Вычеркнув Лермонтова «из валерикского представленья», Николай I дал строгий выговор командиру Отдельного кавказского корпуса генералу Е. А. Головину. Клейнмихель, по приказу Николая I, написал этому генералу: «Государь император, по рассмотрении доставленного о сем офицере списка, не изволил изъявить монаршего соизволения на испрашиваемую ему награду. При сем его величество, заметив, что поручик Лермонтов при своем полку не находился, но был употреблен в экспедиции с особо порученною ему казачьею командою, повелеть соизволил сообщить вам, милостивый государь, о подтверждении, дабы поручик Лермонтов непременно состоял на лицо во фронте, и чтобы начальство отнюдь не осмеливалось ни под каким предлогом удалять его от фронтовой службы в своем полку».
Этот приказ был получен кавказским начальством уже после смерти Лермонтова. Если б Лермонтов знал о нем, он понял бы, что царь дал приказ кавказскому начальству не выпускать его из-под строжайшего надзора и в то же время не допускать до таких боевых дел, где он, опальный офицер, мог бы ценою воинского подвига заслужить себе право на снятие опалы. По воле Николая I Лермонтов должен был нести лямку безвыходной службы в кавказских захолустьях, пока болезнь или пуля не прекратят его жизнь.
10 мая Лермонтов был уже на Северном Кавказе в Ставрополе и, собираясь в экспедицию в Дагестан, просил у С. Н. Карамзиной: «Пожелайте мне счастья и легкого ранения, это самое лучшее, что только можно мне пожелать».
Худо прикрытое отчаяние сквозит в этих словах. Еще недавно в запрещенном цензурой очерке «Кавказец» (1839) Лермонтов не без горького юмора рассказывал про армейского служаку, измученного долгой тяжкой службой:
«Годы бегут, кавказцу уже сорок лет, ему хочется домой, и если он не изранен, то поступает таким образом: во время перестрелки кладет голову за камень, а ноги вытягивает на пенсию; это выражение там освящено обычаем. Благодетельная нуля попадает в ногу, и он счастлив. Отставка с пенсионом выходит».
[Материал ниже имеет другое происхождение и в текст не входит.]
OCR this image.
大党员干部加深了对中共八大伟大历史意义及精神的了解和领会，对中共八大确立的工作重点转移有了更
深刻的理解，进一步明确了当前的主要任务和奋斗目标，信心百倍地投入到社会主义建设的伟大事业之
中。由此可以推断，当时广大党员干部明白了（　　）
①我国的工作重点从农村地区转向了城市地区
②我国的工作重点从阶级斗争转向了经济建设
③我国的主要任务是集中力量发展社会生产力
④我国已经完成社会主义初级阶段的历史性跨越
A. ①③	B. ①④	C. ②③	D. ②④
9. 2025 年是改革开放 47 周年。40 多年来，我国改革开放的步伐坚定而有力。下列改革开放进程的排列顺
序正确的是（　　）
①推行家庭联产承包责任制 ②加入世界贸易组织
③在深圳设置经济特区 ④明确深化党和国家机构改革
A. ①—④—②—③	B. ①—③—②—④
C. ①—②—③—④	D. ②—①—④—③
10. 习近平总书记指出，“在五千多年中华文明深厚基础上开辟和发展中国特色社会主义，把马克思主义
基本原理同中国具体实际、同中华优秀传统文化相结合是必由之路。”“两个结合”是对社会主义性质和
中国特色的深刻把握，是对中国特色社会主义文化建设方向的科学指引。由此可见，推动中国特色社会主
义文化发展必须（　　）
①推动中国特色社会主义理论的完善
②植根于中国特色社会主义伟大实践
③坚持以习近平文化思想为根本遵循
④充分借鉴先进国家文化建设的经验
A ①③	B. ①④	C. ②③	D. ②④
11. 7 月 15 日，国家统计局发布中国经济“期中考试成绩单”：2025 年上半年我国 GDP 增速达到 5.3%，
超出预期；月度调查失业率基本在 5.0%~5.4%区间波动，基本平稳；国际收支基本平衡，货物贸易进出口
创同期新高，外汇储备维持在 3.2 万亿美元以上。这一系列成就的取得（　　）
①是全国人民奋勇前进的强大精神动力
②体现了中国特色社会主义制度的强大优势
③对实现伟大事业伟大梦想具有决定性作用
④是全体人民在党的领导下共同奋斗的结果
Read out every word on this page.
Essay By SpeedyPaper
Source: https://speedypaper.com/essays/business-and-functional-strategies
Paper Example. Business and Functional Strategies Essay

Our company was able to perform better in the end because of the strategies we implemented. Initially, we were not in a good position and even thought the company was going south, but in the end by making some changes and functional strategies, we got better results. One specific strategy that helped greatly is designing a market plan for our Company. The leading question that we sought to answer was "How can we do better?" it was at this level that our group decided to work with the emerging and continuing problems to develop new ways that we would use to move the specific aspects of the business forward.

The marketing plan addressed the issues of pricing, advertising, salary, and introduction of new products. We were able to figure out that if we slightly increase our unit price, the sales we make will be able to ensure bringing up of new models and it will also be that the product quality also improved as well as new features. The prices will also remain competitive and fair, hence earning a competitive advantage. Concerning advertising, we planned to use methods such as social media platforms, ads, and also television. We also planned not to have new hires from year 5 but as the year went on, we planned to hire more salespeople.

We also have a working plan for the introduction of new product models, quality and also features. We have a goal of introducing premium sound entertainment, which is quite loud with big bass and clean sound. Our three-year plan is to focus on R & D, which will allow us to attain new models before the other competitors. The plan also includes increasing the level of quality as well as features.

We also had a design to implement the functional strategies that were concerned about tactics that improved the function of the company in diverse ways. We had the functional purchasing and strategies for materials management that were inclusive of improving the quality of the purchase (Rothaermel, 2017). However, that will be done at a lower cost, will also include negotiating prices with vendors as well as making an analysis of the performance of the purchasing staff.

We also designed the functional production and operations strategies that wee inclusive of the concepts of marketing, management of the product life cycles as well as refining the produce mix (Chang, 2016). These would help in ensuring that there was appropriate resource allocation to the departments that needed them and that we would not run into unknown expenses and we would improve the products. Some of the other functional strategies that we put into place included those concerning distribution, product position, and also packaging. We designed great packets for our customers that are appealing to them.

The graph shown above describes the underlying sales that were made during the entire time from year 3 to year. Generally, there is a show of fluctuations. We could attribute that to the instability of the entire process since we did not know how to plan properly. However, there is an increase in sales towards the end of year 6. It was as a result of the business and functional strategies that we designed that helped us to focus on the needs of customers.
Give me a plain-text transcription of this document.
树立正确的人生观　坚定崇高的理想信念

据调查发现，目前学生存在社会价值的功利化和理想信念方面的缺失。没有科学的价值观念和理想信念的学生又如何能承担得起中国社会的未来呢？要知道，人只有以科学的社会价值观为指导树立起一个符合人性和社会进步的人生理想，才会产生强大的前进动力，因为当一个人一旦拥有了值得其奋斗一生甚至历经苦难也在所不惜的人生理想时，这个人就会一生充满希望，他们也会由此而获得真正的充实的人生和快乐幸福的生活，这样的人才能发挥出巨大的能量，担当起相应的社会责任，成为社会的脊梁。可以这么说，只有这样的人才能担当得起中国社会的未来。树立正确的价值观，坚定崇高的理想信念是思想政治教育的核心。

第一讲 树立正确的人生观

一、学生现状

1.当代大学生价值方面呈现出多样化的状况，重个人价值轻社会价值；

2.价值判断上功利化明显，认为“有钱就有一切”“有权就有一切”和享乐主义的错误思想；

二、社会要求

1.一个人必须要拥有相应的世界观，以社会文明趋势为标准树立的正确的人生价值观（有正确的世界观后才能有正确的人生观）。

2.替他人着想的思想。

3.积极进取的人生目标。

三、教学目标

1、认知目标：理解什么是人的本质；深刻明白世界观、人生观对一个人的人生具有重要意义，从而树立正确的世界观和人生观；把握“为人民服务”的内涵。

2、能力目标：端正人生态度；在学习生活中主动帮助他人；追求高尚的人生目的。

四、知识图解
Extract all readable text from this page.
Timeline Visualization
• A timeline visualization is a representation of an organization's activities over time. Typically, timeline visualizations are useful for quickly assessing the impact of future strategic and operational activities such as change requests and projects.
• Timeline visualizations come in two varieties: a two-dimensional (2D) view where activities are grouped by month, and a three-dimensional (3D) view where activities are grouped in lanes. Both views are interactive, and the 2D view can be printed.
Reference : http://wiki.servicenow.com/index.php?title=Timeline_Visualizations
А теперь, в 1841 голу, сям он, подобно своему «герою», ждал «легкого ранения…»
В Москве и по пути на Кавказ у Лермонтова продолжается тот необыкновенный творческий подъем, который он чувствовал все последние месяцы. Прощаясь с Лермонтовым, 13 апреля князь В. Ф. Одоевский подарил ему записную книгу «с тем, чтобы он возвратил мне ее сам, и всю исписанную». А уже через месяц Лермонтов мог признать: «Я не знаю, будет ли это продолжаться, но во время моего путешествия мной овладел демон поэзии или стихов. Я заполнил половину книжки, которую мне подарил Одоевский, что, вероятно, принесло мне счастье».